MLCommons has published the results of its industry-leading AI performance benchmark, MLPerf Training 3.0, in which both the Habana Gaudi 2 deep learning accelerator and 4th Gen Intel Xeon Scalable processor delivered impressive training results.
“The latest MLPerf results published by MLCommons validate the TCO value that Intel Xeon processors and Intel Gaudi deep learning accelerators provide to AI customers,” said Sandra Rivera, Intel executive vice president and general manager of Data Center and AI Group.
She added: “Xeon's built-in accelerators make it an ideal solution for running volume AI workloads on general-purpose processors, while Gaudi delivers competitive performance for large language models and generative AI. Intel’s scalable systems with optimized, easy-to-program open software lower the barrier for customers and partners to deploy a wide range of AI-based solutions across the data center, from the cloud to the intelligent edge.”
Why does this matter
The current industry narrative is that generative AI and large language models (LLMs) can only run on Nvidia GPUs. New data shows that Intel's portfolio of AI solutions offers competitive and compelling options for customers looking to break free from closed ecosystems that limit efficiency and scale.
The latest MLPerf Training 3.0 results highlight the performance of Intel products across a range of deep learning models. The maturity of software and training systems based on Gaudi2 has been demonstrated at scale in the large language model, GPT-3. Gaudi2 is one of only two semiconductor solutions to submit performance results to the GPT-3 LLM training benchmark.
Gaudi2 also offers substantially competitive cost advantages to customers in both server and systems costs.
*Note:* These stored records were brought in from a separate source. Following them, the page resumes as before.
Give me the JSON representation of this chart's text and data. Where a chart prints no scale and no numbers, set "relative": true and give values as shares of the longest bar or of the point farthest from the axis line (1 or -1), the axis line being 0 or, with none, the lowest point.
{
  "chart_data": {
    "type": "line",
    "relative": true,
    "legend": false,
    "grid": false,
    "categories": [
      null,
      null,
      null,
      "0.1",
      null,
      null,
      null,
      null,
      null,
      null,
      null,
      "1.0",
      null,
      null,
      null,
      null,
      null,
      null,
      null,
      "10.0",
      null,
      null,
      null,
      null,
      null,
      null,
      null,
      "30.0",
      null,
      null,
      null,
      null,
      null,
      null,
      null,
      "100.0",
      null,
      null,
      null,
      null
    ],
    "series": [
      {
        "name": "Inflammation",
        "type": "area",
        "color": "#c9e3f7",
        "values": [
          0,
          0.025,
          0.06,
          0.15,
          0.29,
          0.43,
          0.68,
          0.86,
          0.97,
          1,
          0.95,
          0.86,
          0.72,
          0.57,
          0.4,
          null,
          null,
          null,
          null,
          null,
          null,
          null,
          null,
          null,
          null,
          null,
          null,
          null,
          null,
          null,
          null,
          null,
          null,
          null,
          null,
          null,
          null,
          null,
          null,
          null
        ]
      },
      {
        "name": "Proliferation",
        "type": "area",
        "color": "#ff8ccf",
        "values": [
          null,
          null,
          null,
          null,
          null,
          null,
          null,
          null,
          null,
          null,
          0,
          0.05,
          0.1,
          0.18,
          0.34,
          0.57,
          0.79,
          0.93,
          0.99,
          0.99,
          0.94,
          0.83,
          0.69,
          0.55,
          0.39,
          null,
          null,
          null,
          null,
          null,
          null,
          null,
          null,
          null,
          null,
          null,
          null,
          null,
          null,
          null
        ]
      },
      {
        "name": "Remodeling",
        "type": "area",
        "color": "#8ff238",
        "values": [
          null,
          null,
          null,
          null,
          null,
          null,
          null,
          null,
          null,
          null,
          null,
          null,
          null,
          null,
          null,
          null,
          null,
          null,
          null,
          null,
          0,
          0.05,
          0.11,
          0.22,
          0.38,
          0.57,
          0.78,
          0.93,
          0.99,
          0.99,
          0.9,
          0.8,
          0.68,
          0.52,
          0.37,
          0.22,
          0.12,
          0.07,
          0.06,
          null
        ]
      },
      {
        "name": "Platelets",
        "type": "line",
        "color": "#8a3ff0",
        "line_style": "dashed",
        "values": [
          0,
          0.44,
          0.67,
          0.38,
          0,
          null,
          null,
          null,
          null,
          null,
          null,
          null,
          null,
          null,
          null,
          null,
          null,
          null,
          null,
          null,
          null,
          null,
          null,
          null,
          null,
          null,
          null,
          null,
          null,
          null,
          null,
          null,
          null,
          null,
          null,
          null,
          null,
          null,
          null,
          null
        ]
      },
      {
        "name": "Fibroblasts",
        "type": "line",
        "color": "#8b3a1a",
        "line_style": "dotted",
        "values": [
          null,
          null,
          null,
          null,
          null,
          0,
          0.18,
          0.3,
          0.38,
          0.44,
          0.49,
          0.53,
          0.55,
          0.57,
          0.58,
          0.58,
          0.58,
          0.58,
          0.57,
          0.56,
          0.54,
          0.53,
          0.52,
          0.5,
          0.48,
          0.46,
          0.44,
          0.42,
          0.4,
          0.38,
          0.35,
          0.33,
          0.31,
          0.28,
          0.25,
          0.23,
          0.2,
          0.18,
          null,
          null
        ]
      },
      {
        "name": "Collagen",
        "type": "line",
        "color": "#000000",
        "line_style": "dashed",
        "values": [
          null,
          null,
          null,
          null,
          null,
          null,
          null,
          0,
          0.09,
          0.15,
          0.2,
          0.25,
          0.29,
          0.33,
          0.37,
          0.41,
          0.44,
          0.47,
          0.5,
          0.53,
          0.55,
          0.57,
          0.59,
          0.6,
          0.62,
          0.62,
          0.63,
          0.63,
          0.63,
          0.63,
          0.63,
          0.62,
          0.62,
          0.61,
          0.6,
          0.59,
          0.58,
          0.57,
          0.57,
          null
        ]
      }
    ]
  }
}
The accelerator's MLPerf-validated performance on GPT-3, computer vision and natural language models, plus upcoming software advancements make Gaudi2 an extremely attractive price/performance alternative to Nvidia's H100.
On the CPU side, the deep learning training performance of 4th generation Xeon processors with Intel AI engines demonstrated that customers can build with Xeon-based servers a single universal AI system for data preprocessing, training model and deployment to deliver the right mix of AI performance, efficiency, accuracy, and scalability.
The results of Habana Gaudi2
Training generative AI and large language models requires clusters of servers to meet enormous computing requirements at scale. These MLPerf results provide tangible validation of Habana Gaudi2's excellent performance and efficient scalability on the most demanding model tested, the 175 billion parameter GPT-3.
Highlights of the results:
- Gaudi2 showed an impressive training time on GPT-3 1 :311 minutes on 384 accelerators.
- 95% near-linear scaling from 256 to 384 accelerators in the GPT-3 model.
- Excellent training results in computer vision — ResNet-50 8 accelerators and Unet3D 8 accelerators — and natural language processing models — BERT 8 and 64 accelerators.
- Performance increases of 10% and 4% respectively for the BERT and ResNet models compared to the November presentation, evidence of the increasing maturity of the Gaudi2 software.
- Gaudi2 results were shipped “out of the box,” meaning customers can achieve comparable performance results when implementing Gaudi2 on-premises or in the cloud.